Der überzeugende Gruppensieg vor dem WM-Zweiten Kroatien und dem WM-Dritten Belgien bedeutete für Marokko bereits die erste Achtelfinal-Teilnahme bei einer Weltmeisterschaft seit 36 Jahren. Doch das ist dieser Mannschaft noch nicht genug. "Ich sage nicht: Wir werden das Turnier gewinnen. Aber wir können es gewinnen", meinte der Bayern-Profi Noussair Mazraoui nach dem 2:1 gegen Kanada im letzten Vorrunden-Spiel.

Mazraoui und Hakimi stehen gleich in doppelter Hinsicht für Marokkos Erfolg bei dieser WM. Dem Kader gehören Spieler von Bayern München (Mazraoui), Paris Saint-Germain (Hakimi), FC Chelsea (Hakim Ziyech) und dem FC Sevilla (Bono und Youssef En-Nesyri) an. Die individuelle Klasse der Marokkaner übersteigt die der anderen afrikanischen Teams in Katar bei Weitem. 

Eigene Werte einbringen

Und dann ist da noch das Leitmotiv dieser WM-Kampagne, über nichts redet Marokkos Trainer Walid Regragui bei seinen Pressekonferenzen häufiger und lieber. "Wir müssen das Spiel der Europäer kopieren und unsere eigenen Werte einbringen. Wenn wir das machen, gewinnen wir", sagte der 47-Jährige.

Genau wie Hakimi oder Mazraoui wurde Regragui nicht in Marokko geboren. Er kam in einer Vorstadt von Paris zur Welt und spielte als Profi unter anderem für den FC Toulouse und AJ Ajaccio in Frankreich sowie für Racing Santander in Spanien. Wenn er in Katar ständig von "europäischem State of mind" oder "europäischer Haltung" spricht, dann meint er damit das Ergebnisdenken und die Druckresistenz, die Spieler wie Hakimi bei PSG jede Woche brauchen.

Von Madrid nach Dortmund

Der Abwehrspieler verließ seinen Heimatclub Real Madrid einst, weil er dort ausgerechnet an Spaniens Rechtsverteidiger Daniel Carvajal nicht vorbeikam.
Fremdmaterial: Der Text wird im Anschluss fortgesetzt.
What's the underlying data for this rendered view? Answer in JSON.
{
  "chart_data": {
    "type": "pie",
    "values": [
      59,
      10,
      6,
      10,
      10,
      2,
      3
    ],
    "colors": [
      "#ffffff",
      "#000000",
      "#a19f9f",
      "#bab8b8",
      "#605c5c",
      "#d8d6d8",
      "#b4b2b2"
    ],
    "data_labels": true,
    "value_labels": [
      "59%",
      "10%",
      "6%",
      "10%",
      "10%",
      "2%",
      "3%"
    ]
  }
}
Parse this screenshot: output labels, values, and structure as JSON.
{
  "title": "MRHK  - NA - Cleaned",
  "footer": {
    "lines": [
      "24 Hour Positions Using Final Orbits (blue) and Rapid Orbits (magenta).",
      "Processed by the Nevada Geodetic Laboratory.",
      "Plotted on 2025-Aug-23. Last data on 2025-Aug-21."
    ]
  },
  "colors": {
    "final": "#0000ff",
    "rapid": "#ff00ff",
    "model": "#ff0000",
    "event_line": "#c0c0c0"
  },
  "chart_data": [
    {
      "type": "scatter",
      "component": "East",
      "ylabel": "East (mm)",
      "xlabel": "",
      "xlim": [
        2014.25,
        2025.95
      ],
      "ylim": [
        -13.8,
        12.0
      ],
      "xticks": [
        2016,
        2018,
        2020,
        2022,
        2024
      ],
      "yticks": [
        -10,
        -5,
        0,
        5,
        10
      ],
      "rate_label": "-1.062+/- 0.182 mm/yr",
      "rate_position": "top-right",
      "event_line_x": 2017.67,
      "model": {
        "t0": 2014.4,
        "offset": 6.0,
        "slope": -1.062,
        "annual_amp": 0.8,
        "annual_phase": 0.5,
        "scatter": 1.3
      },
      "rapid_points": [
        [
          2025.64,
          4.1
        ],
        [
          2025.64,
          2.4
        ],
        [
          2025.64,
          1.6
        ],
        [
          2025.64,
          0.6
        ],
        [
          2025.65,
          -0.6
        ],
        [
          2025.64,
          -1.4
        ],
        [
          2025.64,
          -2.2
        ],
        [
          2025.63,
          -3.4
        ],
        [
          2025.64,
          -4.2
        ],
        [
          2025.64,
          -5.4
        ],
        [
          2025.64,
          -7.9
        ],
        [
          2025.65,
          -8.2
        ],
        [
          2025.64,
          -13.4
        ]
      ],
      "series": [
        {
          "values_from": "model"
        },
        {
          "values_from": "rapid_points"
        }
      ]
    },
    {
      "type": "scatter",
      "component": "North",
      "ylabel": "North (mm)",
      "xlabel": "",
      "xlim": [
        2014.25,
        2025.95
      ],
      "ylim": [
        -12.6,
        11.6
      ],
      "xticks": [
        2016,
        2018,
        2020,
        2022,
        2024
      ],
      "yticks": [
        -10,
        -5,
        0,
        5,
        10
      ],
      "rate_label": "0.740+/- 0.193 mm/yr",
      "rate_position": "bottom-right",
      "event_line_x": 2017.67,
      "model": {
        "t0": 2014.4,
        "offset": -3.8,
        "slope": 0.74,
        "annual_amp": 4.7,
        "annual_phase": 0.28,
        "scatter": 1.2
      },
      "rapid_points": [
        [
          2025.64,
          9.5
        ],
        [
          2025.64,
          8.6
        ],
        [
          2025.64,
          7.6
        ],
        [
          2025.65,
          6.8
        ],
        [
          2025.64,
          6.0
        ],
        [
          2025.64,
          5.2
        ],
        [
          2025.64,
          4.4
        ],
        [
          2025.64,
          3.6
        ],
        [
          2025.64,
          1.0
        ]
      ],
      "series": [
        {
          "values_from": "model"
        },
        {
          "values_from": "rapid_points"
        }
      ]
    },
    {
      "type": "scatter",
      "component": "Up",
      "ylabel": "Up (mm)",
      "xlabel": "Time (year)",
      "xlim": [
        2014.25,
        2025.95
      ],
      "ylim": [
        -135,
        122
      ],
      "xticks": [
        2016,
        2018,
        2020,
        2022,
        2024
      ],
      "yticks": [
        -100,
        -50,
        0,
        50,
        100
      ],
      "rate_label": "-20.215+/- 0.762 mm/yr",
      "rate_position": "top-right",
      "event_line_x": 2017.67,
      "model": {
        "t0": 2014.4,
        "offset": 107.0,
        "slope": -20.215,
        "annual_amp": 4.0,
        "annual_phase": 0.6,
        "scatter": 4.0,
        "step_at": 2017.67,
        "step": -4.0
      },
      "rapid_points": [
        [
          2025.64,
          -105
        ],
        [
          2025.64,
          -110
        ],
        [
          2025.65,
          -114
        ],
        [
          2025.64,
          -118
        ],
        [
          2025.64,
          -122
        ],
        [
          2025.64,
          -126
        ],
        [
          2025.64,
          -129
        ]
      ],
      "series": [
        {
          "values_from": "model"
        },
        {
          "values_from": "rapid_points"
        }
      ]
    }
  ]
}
Erst wechselte Hakimi von 2018 bis 2020 zu Borussia Dortmund, dann für eine Saison zu Inter Mailand, ehe Paris Saint-Germain ihn vor anderthalb Jahren für eine Ablösesumme von rund 68 Millionen Euro in sein Starensemble einreihte.

Jeder seiner Ex-Clubs kann bei dieser WM noch einmal sehen, was er an Hakimi hatte. Der Marokkaner kombiniert Schnelligkeit und Technik in einem Maße, wie das selbst auf diesem Niveau nur selten zu finden ist. Die Dortmunder holten einst den belgischen WM-Spieler Thomas Meunier als Ersatz und Inter den Niederländer Denzel Dumfries. Beide Clubs trauern Hakimi noch immer hinterher.

Spanier wären froh

Selbst die Spanier wären mittlerweile wohl froh, wenn er sich in seiner Jugendzeit für ihr Land und nicht für Marokko entschieden hätte. Sein ehemaliger Konkurrent Carvajal jedenfalls verlor nach einem schwachen Auftritt beim 1:1 gegen Deutschland seinen Platz im Team. 

Für Hakimi stand das aber nie ernsthaft zur Debatte. "Ich hatte Kontakt mit dem spanischen Verband, aber immer vor, für Marokko zu spielen" sagte er schon vor der WM. "Ich bin ein Produkt der marokkanischen Kultur, meine Mutter hat immer arabisch gekocht und ich bin ein praktizierender Moslem." Vielleicht gibt er nach einem Sieg gegen Spanien ja sogar auch ein Interview auf Arabisch.